Corrosion is caused by poor water chemistry and, specifically, low pH. “Salt” has nothing to do with it. Your pool’s salinity is roughly 10% the salinity of seawater and even at 3600ppm it would still be considered only mildly brackish by the standard definitions of salinity. Pool builders and rando facebook internet “experts” love to state that salt water causes corrosion and make a big fuss about it without any proof otherwise. And, for all the people that hate on salt, guess what - every pool is a salt water pool because the chemicals and people we put in to the pool add salt. All chlorine based chemicals, both sanitizers and acid, end up as chloride eventually. So most pools will naturally have a salinity above 1000ppm and some get even as high as 2000ppm all on their own. So the idea that adding salt to water and using an SWG is somehow the death of a pool is bogus.

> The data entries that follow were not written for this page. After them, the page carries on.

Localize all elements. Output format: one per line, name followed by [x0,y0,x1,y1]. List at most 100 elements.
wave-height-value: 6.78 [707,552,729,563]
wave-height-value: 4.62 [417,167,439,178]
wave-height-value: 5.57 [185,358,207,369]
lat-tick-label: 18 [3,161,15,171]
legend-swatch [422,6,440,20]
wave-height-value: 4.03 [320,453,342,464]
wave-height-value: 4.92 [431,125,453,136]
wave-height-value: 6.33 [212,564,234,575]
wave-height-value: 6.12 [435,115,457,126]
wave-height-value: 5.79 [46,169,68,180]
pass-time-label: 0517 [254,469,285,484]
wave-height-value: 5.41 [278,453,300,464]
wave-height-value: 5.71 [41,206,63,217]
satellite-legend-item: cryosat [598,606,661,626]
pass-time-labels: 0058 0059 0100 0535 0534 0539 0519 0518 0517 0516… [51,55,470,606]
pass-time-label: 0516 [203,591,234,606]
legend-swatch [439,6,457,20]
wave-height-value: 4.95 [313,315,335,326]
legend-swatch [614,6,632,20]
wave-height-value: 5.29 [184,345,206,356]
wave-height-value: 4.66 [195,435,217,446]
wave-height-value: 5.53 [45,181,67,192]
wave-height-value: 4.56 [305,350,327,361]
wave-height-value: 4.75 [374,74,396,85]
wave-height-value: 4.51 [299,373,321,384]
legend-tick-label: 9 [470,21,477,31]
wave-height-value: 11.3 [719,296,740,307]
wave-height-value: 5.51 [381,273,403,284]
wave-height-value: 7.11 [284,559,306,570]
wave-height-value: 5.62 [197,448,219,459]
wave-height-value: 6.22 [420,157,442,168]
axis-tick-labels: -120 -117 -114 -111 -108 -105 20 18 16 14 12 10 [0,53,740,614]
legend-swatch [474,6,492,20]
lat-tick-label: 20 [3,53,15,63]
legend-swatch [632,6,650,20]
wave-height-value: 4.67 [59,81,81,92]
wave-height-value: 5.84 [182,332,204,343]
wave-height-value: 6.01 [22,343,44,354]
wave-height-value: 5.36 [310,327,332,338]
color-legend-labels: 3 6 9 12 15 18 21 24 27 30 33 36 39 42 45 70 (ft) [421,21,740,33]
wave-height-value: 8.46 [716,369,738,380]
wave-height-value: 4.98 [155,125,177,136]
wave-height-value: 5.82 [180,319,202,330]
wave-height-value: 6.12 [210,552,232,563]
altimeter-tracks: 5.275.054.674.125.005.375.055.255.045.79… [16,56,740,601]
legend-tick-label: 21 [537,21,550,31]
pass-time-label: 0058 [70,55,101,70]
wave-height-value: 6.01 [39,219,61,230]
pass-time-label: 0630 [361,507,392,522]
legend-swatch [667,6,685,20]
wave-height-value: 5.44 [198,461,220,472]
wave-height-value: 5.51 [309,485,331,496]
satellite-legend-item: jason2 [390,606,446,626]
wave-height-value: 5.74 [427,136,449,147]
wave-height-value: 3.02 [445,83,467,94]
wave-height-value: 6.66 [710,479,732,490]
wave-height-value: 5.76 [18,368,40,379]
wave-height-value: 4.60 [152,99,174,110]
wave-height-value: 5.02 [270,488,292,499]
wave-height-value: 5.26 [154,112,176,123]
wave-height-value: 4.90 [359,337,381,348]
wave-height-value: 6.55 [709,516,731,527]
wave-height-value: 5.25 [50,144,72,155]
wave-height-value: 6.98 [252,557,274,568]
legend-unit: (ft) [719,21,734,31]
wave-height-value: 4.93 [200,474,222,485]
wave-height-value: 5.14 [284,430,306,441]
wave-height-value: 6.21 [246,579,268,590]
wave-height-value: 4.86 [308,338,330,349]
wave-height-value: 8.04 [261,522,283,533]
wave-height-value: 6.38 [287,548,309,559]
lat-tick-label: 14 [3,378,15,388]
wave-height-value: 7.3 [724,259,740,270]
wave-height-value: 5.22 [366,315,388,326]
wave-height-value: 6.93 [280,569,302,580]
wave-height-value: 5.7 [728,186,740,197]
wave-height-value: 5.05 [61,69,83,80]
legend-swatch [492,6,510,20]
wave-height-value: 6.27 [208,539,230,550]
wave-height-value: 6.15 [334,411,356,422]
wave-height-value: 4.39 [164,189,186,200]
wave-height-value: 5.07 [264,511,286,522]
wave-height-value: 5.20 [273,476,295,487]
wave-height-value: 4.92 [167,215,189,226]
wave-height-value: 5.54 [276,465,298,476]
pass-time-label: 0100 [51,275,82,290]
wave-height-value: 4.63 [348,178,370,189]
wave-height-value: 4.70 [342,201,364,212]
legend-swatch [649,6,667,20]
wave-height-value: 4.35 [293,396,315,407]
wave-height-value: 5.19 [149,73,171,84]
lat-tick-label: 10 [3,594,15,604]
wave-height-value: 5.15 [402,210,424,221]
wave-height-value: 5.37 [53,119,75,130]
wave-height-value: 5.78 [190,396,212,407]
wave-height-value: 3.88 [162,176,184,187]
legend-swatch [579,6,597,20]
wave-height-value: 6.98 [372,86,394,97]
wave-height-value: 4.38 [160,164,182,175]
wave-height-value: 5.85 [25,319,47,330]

As for heaters, they corrode from bad water chemistry and, specifically, the improper use of trichlor pucks. Whenever TFP gets a new post from someone about how their heater is corroded and leaking, almost 99% of the time when they are asked for pictures you see a puck feeder sitting right after the heater in the plumbing. And, usually, when you dig in further you’ll find that they use a pool service and the pool guy adds chemicals directly to the skimmer or leaves pucks in the skimmer. The acidity of those trichlor pucks can not be overstated enough and trichlor feeders were never meant to be used on residential pools.
You have a heat pump. Most modern heat pumps use titanium tubing as the heat exchanger and so it is far less prone to corrosion than copper. Also, even if you put zinc and titanium in a galvanic couple, nothing will happen because titanium is not electro chemically active. It builds up a very strong and adherent oxide layer on the surface that will not conduct any electrical current. So the zinc anode does nothing for your heaters titanium heat exchanger.
So, at the end of the day, that zinc anode really isn’t doing anything useful but chemically corroding and throwing off scale into the plumbing. That may or may not be an issue but it is, at best, nothing more than a placebo. If you want to keep it there, fine, it’s not causing any chemical problems. But they are really not worth it or necessary to install.